Davis has spent her entire industrial career at Dow, based in Midland, Mich. She started in the lab as a senior chemist focusing on water-soluble polymers and renewable chemical feedstocks, eventually heading several large R&D projects and supervising teams of researchers. In April 2016, she moved into her current post, where she interacts across Dow’s multiple businesses, advancing materials and technology that impact consumer and industrial products across many markets.

Anna Davis, far left, was president of the Class of 1992, the first in the modern era to graduate girls. The other class officers are Catherine McGuckin, Todd Goulding, and Alexander Colley.

“When I came to interview here, I was amazed at the depth of science and the significant investment in cutting-edge methods,” Davis said. She attributed Dow’s dominant position in the market to its ability to translate that basic research into products that address important challenges and touch people across the globe. “It is an interesting approach to science,” she said. “A new product isn’t just something to be written up for a journal article. It has to be scaled and go to market.”

Research and development is critical for an international corporation such as Dow, with ties to so many different industries. “We’re introducing new products all the time and improving existing ones,” Davis explained. Having someone in a strategic role who understands the basic chemistry is critical.

A PC lifer, Davis was also in the first class of girls to graduate from Penn Charter and was president of her senior class. She admitted that her career could have gone in many different directions. “I was interested in everything!” she enthused, and not only in the classroom. Davis was a three-sport athlete at PC and played two sports (field hockey and lacrosse) in college. At first she thought she might major in English. “It’s very important that scientists have good communications skills,” she observed, “especially if you want to be in a decision-making position as an academic or at a company.”

Ultimately, though, Davis turned toward chemistry, thanks in large part to Alice Davis’s class. “I think she inspired lots of people in science,” Anna Davis said of her teacher. “It’s a lot easier to pursue science in university if you have a good foundation.” Indeed, Davis is proud that she had a strong enough foundation to take physical chemistry as a Yale freshman.

Anna Davis working in the lab in graduate school.

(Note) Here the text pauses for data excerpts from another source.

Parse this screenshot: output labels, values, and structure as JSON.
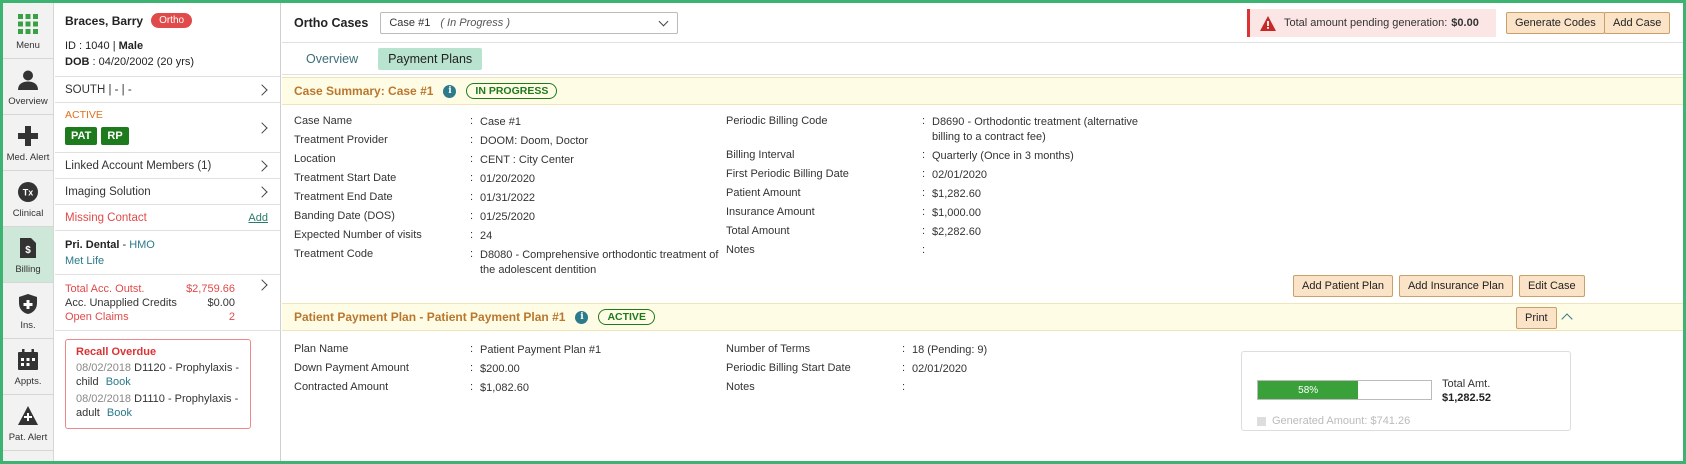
{
  "nav": {
    "items": [
      {
        "label": "Menu",
        "icon": "grid-icon"
      },
      {
        "label": "Overview",
        "icon": "person-icon"
      },
      {
        "label": "Med. Alert",
        "icon": "medical-cross-icon"
      },
      {
        "label": "Clinical",
        "icon": "tx-icon"
      },
      {
        "label": "Billing",
        "icon": "billing-document-icon"
      },
      {
        "label": "Ins.",
        "icon": "shield-icon"
      },
      {
        "label": "Appts.",
        "icon": "calendar-icon"
      },
      {
        "label": "Pat. Alert",
        "icon": "alert-triangle-icon"
      }
    ],
    "active_index": 4
  },
  "patient": {
    "name": "Braces, Barry",
    "badge": "Ortho",
    "id_label": "ID",
    "id_value": "1040",
    "gender": "Male",
    "dob_label": "DOB",
    "dob_value": "04/20/2002 (20 yrs)",
    "location": "SOUTH | - | -",
    "status": "ACTIVE",
    "tags": [
      "PAT",
      "RP"
    ],
    "linked_accounts": "Linked Account Members (1)",
    "imaging": "Imaging Solution",
    "missing_contact": "Missing Contact",
    "add_label": "Add",
    "pri_dental_label": "Pri. Dental",
    "pri_dental_plan": "HMO",
    "insurer": "Met Life",
    "total_outstanding_label": "Total Acc. Outst.",
    "total_outstanding": "$2,759.66",
    "unapplied_label": "Acc. Unapplied Credits",
    "unapplied": "$0.00",
    "open_claims_label": "Open Claims",
    "open_claims": "2",
    "recall": {
      "title": "Recall Overdue",
      "items": [
        {
          "date": "08/02/2018",
          "text": "D1120 - Prophylaxis - child",
          "book": "Book"
        },
        {
          "date": "08/02/2018",
          "text": "D1110 - Prophylaxis - adult",
          "book": "Book"
        }
      ]
    }
  },
  "header": {
    "title": "Ortho Cases",
    "case_select": "Case #1",
    "case_status": "( In Progress )",
    "pending_label": "Total amount pending generation:",
    "pending_amount": "$0.00",
    "generate_codes": "Generate Codes",
    "add_case": "Add Case"
  },
  "tabs": [
    "Overview",
    "Payment Plans"
  ],
  "selected_tab": 1,
  "case_summary": {
    "title": "Case Summary: Case #1",
    "status": "IN PROGRESS",
    "left": [
      {
        "label": "Case Name",
        "value": "Case #1"
      },
      {
        "label": "Treatment Provider",
        "value": "DOOM: Doom, Doctor"
      },
      {
        "label": "Location",
        "value": "CENT : City Center"
      },
      {
        "label": "Treatment Start Date",
        "value": "01/20/2020"
      },
      {
        "label": "Treatment End Date",
        "value": "01/31/2022"
      },
      {
        "label": "Banding Date (DOS)",
        "value": "01/25/2020"
      },
      {
        "label": "Expected Number of visits",
        "value": "24"
      },
      {
        "label": "Treatment Code",
        "value": "D8080 - Comprehensive orthodontic treatment of the adolescent dentition"
      }
    ],
    "right": [
      {
        "label": "Periodic Billing Code",
        "value": "D8690 - Orthodontic treatment (alternative billing to a contract fee)"
      },
      {
        "label": "Billing Interval",
        "value": "Quarterly (Once in 3 months)"
      },
      {
        "label": "First Periodic Billing Date",
        "value": "02/01/2020"
      },
      {
        "label": "Patient Amount",
        "value": "$1,282.60"
      },
      {
        "label": "Insurance Amount",
        "value": "$1,000.00"
      },
      {
        "label": "Total Amount",
        "value": "$2,282.60"
      },
      {
        "label": "Notes",
        "value": ""
      }
    ],
    "buttons": {
      "add_patient_plan": "Add Patient Plan",
      "add_insurance_plan": "Add Insurance Plan",
      "edit_case": "Edit Case"
    }
  },
  "patient_plan": {
    "title": "Patient Payment Plan - Patient Payment Plan #1",
    "status": "ACTIVE",
    "print": "Print",
    "left": [
      {
        "label": "Plan Name",
        "value": "Patient Payment Plan #1"
      },
      {
        "label": "Down Payment Amount",
        "value": "$200.00"
      },
      {
        "label": "Contracted Amount",
        "value": "$1,082.60"
      }
    ],
    "right": [
      {
        "label": "Number of Terms",
        "value": "18 (Pending: 9)"
      },
      {
        "label": "Periodic Billing Start Date",
        "value": "02/01/2020"
      },
      {
        "label": "Notes",
        "value": ""
      }
    ],
    "progress_percent": 58,
    "progress_text": "58%",
    "total_label": "Total Amt.",
    "total_value": "$1,282.52",
    "generated_label": "Generated Amount: $741.26"
  },
  "colors": {
    "accent_green": "#1d7b1d",
    "frame_green": "#3cb371",
    "alert_red": "#e04a4a",
    "section_title": "#b9772e",
    "button_bg": "#fbe3c8"
  }
}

“I was good at it, and I could compete with people from all over the country.” Although Alice Davis Hon. 1689 must have been especially proud to see one of the first class of PC girls decide to continue studying chemistry, Anna Davis noted that her classmate Eric Ross OPC ’92 was also in that advanced freshman physical chemistry class at Yale. (Ross is now a professor of biochemistry and molecular biology at Colorado State University.) “She was an equal-opportunity inspirer.” In her current job, Davis must look at the big picture but said that she still feels connected to the basic research that goes on in the lab. “I miss being on the frontlines of discovery and innovation in the lab, but I’m still connected to it,” she said. “We wouldn’t be good at what we do if we didn’t have strong ties to the fundamentals.